In June, Mézière submitted a text entitled "Comment on the current state of Canada and on the political dispositions of its inhabitants", in which it stated that British troops are spread thin across a 200-mile frontier but that for the Canadian population to rise up against the British authorities they would need the help of France. The embassy then instructed him to open a reliable correspondence with Canada from the United States and to distribute "patriotic papers, songs, convention ballots and an address prepared by the Embassy and entitled "French free to their brothers the Canadians". He was paid 1200 livres and instructed to return to Montreal with assorted pamphlets and propaganda material. He travelled to Lake Champlain where he enlisted the help of an agent, Jacques Rous, who went to Montreal in September 1793 but received little support even from his Meziere's radical friends. Rous may have been a double agent because the colonial authorities became aware of Mézière's presence. Rous reported back that Quebec was ripe for capture and that there were no naval assets to protect Lower Canada.

After accomplishing this mission, he was designated a "political agent" and took part in a military operation against Halifax. L'Eole, a French ship under the command of Rear-Admiral Sercey, was unable to accomplish its mission, which was abandoned. The ship, with Mézière still on board, finally crossed the Atlantic and docked at Brest on November 2, 1793.

On January 4, 1794, he submitted a memoir on the situation of Canada and the United States to Jean Dalbarade, then Minister of the Navy. He was imprisoned briefly due to mistaken identity after which he found a job as a civil servant in the city of Bordeaux.

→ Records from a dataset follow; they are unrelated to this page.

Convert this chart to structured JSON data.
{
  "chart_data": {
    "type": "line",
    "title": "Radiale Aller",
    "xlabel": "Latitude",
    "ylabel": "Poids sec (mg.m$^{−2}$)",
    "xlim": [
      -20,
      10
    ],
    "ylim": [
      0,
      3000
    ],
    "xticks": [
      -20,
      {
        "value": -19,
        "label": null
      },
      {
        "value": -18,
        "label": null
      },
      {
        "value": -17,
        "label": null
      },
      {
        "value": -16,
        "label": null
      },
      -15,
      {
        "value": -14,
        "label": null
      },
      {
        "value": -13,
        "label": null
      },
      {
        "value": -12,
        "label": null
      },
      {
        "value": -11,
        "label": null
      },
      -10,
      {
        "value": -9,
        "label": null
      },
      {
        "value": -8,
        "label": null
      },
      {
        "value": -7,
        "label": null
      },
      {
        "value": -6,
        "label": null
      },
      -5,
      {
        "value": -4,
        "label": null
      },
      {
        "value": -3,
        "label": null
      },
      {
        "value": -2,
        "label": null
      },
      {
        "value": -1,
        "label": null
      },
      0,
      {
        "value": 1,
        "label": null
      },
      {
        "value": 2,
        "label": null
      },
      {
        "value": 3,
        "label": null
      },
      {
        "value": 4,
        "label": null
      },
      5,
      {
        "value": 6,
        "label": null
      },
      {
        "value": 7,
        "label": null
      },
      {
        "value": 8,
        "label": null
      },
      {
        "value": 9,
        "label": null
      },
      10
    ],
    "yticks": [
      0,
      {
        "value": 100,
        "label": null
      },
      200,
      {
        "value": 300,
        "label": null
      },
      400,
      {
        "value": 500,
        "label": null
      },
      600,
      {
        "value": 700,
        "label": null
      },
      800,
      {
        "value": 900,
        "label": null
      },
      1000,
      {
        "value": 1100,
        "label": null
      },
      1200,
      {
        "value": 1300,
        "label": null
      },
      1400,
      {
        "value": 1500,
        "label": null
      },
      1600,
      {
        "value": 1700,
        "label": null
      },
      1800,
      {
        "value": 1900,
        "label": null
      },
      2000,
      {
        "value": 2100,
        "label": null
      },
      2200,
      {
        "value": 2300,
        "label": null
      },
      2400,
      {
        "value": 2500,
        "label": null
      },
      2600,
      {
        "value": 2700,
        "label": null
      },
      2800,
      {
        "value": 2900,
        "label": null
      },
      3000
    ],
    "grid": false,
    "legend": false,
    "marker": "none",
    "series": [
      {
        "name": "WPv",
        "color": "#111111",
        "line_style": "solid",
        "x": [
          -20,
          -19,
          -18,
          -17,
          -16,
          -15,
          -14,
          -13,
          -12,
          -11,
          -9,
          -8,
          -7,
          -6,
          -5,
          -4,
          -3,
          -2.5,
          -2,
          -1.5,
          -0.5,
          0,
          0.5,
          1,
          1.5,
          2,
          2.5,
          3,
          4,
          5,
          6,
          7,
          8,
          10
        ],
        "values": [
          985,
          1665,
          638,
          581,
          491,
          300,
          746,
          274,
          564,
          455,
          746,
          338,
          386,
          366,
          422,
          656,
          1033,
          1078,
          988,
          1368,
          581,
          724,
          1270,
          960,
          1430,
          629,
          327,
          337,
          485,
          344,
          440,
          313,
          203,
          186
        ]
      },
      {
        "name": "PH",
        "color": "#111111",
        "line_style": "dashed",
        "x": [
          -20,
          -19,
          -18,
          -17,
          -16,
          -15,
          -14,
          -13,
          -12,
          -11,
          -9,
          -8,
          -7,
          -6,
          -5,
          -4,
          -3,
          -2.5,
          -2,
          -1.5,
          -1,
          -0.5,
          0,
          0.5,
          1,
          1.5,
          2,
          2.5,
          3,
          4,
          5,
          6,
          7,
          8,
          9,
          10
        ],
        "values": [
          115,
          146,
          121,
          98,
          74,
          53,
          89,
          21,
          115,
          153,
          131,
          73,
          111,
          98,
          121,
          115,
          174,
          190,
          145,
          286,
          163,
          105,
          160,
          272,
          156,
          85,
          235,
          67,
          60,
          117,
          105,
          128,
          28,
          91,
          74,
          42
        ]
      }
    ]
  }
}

He left France for New York following the Restoration of 1816. He survived by teaching French and with the help of his sisters and his friend Louis-Charles Foucher, he returned to Montreal on September 3. He signed a declaration of repentance for his collaboration with France and swore fidelity to the British crown before justice of the peace Jean-Marie Mondelet.

In February 1817, he became co-owner of the newspaper Le Spectateur canadien with Charles-Bernard Pasteuret. Mézière left the newspaper following a disagreement with his partner.

On August 1, 1818, he began to publish a bi-monthly newspaper, L'Abeille canadienne (The Canadian Bee), which mainly covered the content of French periodicals, among others La Ruche d'Aquitaine. Meziere wrote only a few articles as well as the prospectus. The paper lasted only six months until January 15, 1819. Mézière returned to France after his wife inherited land and income and he did not return to America. He died in 1846, in Bordeaux, France.

==Publications==
- L'Abeille canadienne (The Canadian Bee), 1818–1819, 12 issues.